Goals-of-care decision aid for critically ill patients with TBI: Development and feasibility testing.

Neurology 2020 07 17;95(2):e179-e193. Epub 2020 Jun 17.

From the Departments of Neurology (S.M., C.L., K.G., K.J.), Anesthesiology/Critical Care (S.M.), Surgery (S.M.), Population and Quantitative Health Sciences (J.F., R.G.), Meyers Primary Care Institute (K.M.M.), and Internal Medicine (K.M.M.), University of Massachusetts Medical School, Worcester; Center for Neuroepidemiology and Clinical Neurological Research (D.Y.H.) and Department of Neurology (D.Y.H., J.J.P., A.K.K.), Yale School of Medicine, New Haven, CT; Department of Medicine (T.Q.), Beth Israel Deaconess Hospital, Harvard Medical School, Boston, MA; Department of Psychiatry (J.M.), Brown Medical School, Providence, RI; and Departments of Critical Care Medicine and Neurology (L.S.), University of Pittsburgh School of Medicine, PA.

Objective: To develop and demonstrate early feasibility of a goals-of-care decision aid for surrogates of patients who are critically ill with traumatic brain injury (ciTBI) that meets accepted international decision aid guidelines.

Methods: We developed the decision aid in 4 stages: (1) qualitative study of goals-of-care communication and decision needs of 36 stakeholders of ciTBI (surrogates and physicians), which informed (2) development of paper-based decision aid with iterative revisions after feedback from 52 stakeholders; (3) acceptability and usability testing in 18 neurologic intensive care unit (neuroICU) family members recruited from 2 neuroICU waiting rooms using validated scales; and (4) open-label, randomized controlled feasibility trial in surrogates of ciTBI. We performed an interim analysis of 16 surrogates of 12 consecutive patients who are ciTBI to confirm early feasibility of the study protocol and report recruitment, participation, and retention rates to date.

Results: The resultant goals-of-care decision aid achieved excellent usability (median System Usability Scale 87.5 [possible range 0-100]) and acceptability (97% graded the tool's content as "good" or "excellent").
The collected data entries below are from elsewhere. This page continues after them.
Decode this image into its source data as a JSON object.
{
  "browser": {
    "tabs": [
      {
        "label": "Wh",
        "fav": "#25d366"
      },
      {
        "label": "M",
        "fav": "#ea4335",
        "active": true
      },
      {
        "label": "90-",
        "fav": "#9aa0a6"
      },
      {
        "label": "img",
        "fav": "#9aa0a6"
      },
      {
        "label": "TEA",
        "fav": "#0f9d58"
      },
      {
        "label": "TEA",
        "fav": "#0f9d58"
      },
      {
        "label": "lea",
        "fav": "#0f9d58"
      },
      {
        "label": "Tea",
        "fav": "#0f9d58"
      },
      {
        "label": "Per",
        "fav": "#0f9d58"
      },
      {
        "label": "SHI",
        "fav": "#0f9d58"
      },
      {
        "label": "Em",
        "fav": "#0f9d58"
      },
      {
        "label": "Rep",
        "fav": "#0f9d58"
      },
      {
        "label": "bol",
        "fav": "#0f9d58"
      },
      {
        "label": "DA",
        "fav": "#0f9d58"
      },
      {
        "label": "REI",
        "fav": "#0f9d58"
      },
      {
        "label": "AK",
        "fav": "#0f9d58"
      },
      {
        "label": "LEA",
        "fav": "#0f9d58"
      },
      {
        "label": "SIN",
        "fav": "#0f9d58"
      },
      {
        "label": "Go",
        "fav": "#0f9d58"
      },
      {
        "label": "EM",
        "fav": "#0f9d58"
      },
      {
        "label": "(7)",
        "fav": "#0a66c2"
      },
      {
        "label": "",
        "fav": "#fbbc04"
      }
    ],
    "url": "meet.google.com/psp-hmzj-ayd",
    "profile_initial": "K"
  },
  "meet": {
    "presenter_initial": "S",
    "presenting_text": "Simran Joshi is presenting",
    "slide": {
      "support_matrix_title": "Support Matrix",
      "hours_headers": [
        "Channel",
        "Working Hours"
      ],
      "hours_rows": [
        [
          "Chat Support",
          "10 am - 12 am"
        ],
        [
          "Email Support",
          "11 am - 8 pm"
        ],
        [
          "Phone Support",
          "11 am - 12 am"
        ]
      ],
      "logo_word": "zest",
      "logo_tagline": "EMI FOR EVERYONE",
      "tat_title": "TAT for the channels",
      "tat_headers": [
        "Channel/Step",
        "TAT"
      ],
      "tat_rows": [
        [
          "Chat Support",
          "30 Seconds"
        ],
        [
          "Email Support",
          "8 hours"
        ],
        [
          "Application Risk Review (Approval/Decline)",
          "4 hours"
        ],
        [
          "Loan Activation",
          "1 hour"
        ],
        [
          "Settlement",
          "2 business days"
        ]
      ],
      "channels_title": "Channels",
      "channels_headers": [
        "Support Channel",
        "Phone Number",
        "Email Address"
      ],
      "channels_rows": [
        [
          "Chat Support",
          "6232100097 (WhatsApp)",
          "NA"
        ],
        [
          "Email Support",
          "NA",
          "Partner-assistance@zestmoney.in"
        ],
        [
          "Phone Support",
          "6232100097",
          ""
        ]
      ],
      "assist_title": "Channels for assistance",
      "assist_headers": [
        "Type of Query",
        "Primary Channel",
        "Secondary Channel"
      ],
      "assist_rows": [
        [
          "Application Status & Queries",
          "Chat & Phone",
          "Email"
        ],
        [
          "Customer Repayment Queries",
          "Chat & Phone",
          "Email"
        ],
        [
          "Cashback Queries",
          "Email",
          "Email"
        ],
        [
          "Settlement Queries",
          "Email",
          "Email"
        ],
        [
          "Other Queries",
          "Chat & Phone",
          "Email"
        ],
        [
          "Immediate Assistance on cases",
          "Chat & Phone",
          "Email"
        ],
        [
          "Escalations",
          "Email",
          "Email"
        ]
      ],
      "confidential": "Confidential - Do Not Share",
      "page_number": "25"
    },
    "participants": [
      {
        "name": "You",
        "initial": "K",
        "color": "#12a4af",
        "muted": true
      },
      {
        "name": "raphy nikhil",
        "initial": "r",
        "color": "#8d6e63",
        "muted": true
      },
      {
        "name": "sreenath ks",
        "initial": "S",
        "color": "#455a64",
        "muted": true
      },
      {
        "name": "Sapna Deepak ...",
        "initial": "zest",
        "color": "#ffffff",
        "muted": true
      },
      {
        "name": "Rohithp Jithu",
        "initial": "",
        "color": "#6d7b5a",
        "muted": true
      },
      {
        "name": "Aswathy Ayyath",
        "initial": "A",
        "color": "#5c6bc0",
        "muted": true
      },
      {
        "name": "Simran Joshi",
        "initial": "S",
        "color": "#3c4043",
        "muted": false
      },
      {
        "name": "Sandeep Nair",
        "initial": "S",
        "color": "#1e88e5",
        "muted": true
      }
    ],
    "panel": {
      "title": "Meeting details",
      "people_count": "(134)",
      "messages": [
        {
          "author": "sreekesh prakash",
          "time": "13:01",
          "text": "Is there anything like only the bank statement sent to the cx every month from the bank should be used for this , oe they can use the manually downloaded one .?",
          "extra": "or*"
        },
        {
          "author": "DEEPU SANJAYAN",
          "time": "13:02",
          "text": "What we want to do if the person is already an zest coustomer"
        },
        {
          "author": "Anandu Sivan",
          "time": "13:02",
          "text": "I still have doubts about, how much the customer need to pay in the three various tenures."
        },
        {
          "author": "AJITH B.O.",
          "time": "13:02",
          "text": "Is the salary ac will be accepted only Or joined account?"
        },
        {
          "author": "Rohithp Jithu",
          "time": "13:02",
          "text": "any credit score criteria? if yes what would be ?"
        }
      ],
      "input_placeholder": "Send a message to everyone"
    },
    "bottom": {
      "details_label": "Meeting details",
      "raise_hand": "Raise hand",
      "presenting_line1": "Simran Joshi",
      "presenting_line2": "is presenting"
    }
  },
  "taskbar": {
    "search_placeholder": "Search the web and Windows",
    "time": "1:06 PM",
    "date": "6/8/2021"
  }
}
Early feasibility of the decision aid and the feasibility trial protocol was demonstrated by high rates of recruitment (73% consented), participation (100%), and retention (100% both after the goals-of-care clinician-family meeting and at 3 months) and complete data for the measurements of all secondary decision-related and behavioral outcomes to date.

Conclusions: Our systematic development process resulted in a novel goals-of-care decision aid for surrogates of patients who are ciTBI with excellent usability, acceptability, and early feasibility in the neuroICU environment, and meets international decision aid standards. This methodology may be a development model for other decision aids in neurology to promote shared decision-making.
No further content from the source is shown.